Free Radicals front cover

 

 


Paul Krassner, editor of The Realist and a co-founder of the Yippies, died yesterday at 87. There are undoubtedly many detailed obits on other sites, so I’ll confine myself here to a brief recollection of the single hour I spent interviewing him in 1978. It was at the American Heroes Conference in Sun Valley, Idaho, which was sponsored (I believe) by the producers of the godawful, and deservedly long-forgotten, movie, “A Hero Ain’t Nothin’ But a Sandwich,” a showing of which was the main event at the conference on Saturday night.

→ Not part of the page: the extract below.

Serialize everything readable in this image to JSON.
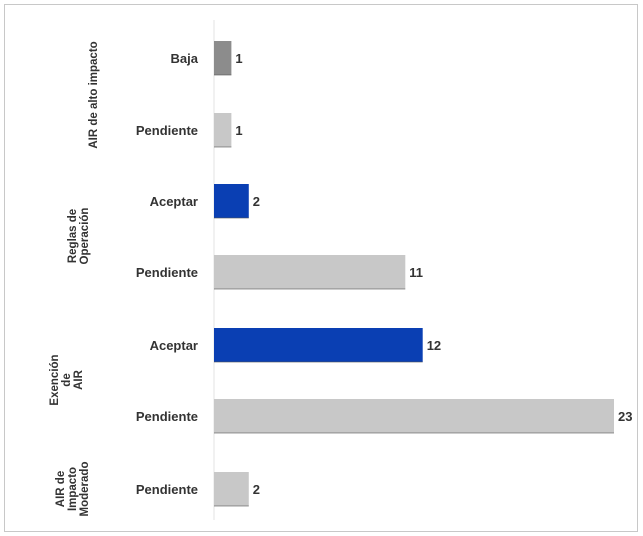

There were several famous people at the conference, and my late friend Mike Hughes and I interviewed Krassner, William Kunstler, and Timothy Leary for our college newspaper, the BSU Arbiter, which at the time was a good, independent college paper (prior to being ruined by the journalism department). The interviews have vanished into the mists of time; I stuffed my copies into a drawer about 30 years ago, and when I finally opened it I discovered that the papers had been partially eaten by cockroaches. (It could have been by interdimensional alien visitors, but my money is on the cockroaches.)

All that I remember of the interviewees is that I liked Krassner by far the best. He was gracious, relaxed, and extremely funny.

As a way of saying goodbye, here’s probably the second most famous thing that ever appeared in Krassner’s Realist. (The most famous — which earned him the undying hatred of many — was the satirical piece he ran shortly after the Kennedy assassination in 1963, describing Lyndon Johnson fucking Kennedy’s corpse in the neck wound on the plane ride back to Washington.)

One Nation Under God Graphic from The Realist

Farewell Paul. The world is a poorer place for your passing.